Friday, February 27, 2009
A Mild Warning Because I'm NOT Willing to Stop Showing Off
Too busy with work today, blah, blah, blah........MathMan and The Dancer are away for a very cool audition/trip back to the Midwest. I'm home playing catch up for work and playing Rock Band with The Actor and Garbo.
I might even have more videos for you shortly. Dang, though, that camera doesn't add ten pounds, it adds thirty. If I didn't have a ton of work to do today, I'd be fiddling around with video editing, trying to keep things at this angle or that so you don't catch a glimpse of an extra chin or that oh-so-delightfully squishy muffin top of mine. Oh well. Work calls.

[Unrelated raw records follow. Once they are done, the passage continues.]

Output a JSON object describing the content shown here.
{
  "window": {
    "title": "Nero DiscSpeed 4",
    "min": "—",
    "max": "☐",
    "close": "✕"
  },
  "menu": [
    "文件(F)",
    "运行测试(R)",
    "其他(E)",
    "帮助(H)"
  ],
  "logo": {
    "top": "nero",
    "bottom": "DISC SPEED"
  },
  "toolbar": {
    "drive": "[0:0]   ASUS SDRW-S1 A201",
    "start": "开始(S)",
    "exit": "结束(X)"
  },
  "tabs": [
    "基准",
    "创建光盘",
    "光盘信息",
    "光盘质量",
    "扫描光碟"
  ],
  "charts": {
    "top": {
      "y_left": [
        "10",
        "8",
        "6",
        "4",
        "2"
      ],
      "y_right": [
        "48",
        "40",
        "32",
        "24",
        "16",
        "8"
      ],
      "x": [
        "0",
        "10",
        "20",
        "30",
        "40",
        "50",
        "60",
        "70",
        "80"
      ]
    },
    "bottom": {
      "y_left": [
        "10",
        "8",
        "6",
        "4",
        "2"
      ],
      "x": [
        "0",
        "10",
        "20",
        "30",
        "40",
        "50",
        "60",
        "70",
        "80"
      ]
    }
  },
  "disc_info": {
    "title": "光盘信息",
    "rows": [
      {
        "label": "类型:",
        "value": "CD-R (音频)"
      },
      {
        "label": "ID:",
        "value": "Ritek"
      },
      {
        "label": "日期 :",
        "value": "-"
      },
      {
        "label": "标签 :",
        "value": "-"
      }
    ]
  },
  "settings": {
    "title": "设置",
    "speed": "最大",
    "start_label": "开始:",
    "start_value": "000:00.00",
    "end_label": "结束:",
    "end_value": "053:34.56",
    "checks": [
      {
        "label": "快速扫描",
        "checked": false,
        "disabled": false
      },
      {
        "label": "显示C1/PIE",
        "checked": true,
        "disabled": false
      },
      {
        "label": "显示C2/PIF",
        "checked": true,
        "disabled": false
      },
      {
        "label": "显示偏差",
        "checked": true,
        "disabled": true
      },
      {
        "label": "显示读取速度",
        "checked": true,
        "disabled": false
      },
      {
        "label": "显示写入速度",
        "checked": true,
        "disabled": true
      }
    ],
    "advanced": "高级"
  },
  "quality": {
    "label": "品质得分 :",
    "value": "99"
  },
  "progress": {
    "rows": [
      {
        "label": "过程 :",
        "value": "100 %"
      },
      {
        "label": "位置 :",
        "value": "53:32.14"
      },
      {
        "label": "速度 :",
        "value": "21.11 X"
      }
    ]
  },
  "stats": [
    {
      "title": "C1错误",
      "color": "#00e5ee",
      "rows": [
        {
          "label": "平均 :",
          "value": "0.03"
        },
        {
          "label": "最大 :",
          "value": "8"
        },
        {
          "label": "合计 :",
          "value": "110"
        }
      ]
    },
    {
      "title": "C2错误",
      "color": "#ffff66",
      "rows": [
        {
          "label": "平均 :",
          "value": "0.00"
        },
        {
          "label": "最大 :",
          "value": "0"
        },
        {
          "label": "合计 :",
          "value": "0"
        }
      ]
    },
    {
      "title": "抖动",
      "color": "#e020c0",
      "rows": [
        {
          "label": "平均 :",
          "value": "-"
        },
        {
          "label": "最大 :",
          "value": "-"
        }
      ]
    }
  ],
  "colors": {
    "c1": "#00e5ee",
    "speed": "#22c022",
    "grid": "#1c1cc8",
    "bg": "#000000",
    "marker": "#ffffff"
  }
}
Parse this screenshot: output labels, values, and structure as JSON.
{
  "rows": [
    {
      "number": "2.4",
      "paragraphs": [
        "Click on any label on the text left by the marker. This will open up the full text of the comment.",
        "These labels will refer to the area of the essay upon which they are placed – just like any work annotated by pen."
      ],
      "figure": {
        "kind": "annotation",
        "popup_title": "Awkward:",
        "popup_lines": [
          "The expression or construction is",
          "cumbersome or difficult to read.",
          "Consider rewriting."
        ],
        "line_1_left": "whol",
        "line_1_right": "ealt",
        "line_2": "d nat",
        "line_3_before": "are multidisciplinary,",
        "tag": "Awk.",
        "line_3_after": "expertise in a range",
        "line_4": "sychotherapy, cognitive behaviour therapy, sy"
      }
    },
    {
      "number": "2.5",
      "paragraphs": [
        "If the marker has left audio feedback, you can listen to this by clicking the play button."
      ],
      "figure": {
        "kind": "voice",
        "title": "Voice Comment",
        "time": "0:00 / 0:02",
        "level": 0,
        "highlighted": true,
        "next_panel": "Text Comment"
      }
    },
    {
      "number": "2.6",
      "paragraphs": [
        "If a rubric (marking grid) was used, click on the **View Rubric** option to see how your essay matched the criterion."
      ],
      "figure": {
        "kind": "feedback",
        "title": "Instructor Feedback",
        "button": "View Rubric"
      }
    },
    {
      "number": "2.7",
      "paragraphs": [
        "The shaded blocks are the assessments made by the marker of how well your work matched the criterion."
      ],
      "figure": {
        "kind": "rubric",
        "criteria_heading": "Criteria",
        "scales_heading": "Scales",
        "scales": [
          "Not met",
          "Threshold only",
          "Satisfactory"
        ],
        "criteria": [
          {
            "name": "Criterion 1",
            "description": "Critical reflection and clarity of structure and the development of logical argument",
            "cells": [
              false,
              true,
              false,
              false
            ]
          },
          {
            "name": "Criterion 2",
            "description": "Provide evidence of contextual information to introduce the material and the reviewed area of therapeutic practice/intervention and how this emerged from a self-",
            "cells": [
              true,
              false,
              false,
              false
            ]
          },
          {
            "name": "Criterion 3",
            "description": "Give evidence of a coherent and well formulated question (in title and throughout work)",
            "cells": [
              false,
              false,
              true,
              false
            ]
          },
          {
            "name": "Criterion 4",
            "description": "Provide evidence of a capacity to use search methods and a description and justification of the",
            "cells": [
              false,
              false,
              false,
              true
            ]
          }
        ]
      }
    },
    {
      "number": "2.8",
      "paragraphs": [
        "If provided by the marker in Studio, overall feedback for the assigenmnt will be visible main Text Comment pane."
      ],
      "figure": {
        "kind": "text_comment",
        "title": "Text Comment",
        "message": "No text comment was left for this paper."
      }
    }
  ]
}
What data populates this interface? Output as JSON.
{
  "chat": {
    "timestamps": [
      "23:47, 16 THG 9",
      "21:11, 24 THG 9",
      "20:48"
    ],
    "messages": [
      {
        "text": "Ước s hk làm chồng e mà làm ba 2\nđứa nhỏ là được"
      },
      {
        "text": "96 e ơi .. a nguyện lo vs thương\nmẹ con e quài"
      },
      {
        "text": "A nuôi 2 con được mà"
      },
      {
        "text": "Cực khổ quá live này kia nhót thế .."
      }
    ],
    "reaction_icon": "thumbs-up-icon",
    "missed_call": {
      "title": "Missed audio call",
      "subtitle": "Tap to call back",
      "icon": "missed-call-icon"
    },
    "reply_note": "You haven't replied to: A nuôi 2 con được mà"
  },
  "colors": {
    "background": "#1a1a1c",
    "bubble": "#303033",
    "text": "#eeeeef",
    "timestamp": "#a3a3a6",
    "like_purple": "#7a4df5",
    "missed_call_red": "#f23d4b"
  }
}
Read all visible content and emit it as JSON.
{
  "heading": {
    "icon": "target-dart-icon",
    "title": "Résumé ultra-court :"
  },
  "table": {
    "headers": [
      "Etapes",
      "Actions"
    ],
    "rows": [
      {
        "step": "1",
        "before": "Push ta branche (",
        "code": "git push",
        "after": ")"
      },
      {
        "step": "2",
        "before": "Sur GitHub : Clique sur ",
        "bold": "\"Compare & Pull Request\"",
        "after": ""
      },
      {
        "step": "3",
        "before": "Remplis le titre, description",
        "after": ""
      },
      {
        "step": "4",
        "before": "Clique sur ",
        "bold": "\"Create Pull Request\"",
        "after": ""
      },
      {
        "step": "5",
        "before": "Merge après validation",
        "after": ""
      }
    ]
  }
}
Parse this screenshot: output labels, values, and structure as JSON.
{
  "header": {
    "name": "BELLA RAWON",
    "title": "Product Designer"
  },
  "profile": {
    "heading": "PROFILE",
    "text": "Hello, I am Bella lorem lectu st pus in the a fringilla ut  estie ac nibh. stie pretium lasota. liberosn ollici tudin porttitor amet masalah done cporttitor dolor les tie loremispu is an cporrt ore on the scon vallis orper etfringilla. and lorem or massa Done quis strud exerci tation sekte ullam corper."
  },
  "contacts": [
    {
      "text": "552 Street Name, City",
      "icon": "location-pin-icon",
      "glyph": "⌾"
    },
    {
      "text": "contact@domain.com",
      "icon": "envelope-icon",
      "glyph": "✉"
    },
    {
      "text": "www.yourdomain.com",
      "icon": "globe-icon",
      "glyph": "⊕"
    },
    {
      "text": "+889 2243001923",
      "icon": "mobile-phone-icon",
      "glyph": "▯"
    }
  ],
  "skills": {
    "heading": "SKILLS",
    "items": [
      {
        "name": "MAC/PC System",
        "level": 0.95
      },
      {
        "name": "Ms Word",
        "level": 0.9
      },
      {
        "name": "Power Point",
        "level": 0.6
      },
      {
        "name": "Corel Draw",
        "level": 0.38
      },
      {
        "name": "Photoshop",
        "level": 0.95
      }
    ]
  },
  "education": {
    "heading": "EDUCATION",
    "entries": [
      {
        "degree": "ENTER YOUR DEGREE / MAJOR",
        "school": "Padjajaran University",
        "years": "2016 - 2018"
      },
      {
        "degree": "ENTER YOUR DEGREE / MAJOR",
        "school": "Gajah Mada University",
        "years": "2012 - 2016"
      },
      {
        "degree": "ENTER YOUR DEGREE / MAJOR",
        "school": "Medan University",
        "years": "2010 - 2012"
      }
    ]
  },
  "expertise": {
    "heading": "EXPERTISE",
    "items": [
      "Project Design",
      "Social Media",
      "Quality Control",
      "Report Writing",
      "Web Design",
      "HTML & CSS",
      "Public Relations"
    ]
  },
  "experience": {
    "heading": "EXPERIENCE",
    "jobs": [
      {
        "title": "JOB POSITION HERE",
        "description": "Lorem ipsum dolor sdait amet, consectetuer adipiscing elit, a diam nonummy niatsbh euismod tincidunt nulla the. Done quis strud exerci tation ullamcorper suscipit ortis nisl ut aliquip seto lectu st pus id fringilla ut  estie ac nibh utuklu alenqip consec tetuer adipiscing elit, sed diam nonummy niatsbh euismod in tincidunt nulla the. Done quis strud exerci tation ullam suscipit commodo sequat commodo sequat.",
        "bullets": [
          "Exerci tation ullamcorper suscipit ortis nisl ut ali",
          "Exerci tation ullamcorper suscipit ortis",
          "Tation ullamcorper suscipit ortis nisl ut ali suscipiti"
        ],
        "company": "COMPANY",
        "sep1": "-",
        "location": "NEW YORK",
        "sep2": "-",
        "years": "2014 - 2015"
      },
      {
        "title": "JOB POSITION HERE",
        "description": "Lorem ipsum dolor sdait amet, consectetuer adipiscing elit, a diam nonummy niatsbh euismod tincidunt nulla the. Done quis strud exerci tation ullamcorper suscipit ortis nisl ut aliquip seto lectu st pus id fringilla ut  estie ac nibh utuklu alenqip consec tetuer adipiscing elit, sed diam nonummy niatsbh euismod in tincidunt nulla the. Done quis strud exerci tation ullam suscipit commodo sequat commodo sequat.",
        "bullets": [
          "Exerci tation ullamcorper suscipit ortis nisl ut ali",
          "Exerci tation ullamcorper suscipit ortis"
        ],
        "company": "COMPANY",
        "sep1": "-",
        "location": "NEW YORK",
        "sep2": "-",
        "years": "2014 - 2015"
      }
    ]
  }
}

Oh - and before I forget (willis, I got your email, thank you, you're right - I do need to careful and aware) I have a warning for anyone who might consider using any information I give about myself for buggering purposes (if you want to locate me to hand me stacks of unmarked twenty dollar bills, well, okay then). I know how to use a gun. I can fart at will - and my farts smell hellaciously bad. I have raging cases of several diagnosed and undiagnosed venereal diseases. If I'm raped, I just kinda lie there like I've been drugged or something. I have the worst halitosis you've ever smelled in your life. Five out of five dentists agree - I could use some Dentyne. Imagine, if you will, you take an egg, put it in an old shoe, and bury it under a chicken coop......
You get my point. It would be folly to bother me or my family. Don't forget the attack cats. The scary hillbilly neighbors who are just itchin for a fight. Wanna squeal like a pig? Then there's the guy who lives in the trailer across the way. He is the neighborhood watch. That's what he uses his good eye for. The missing one? Well, that's an interesting story. We also have the electronic security system and the low tech, too - Garbo is posted at random times to kabonk you on the head with golf clubs from her upstairs window and, if I feel threatened, I will unleash The Actor, who is actually a feral child, but I've kept that off the blog because of pending lawsuits.
Of course, if anyone would ever fuck with my kids? Well, you know how you read this stuff and wonder if I am, in fact, certifiably insane? Well, we'd have that well and truly confirmed, I tell you what. And dudes? I'm not even this side of crazy compared to MathMan. He just plays a sane person on this blog. I mean, seriously. What sane person would (a) stay tethered to a lunatic like me and (b) voluntarily work with teenagers?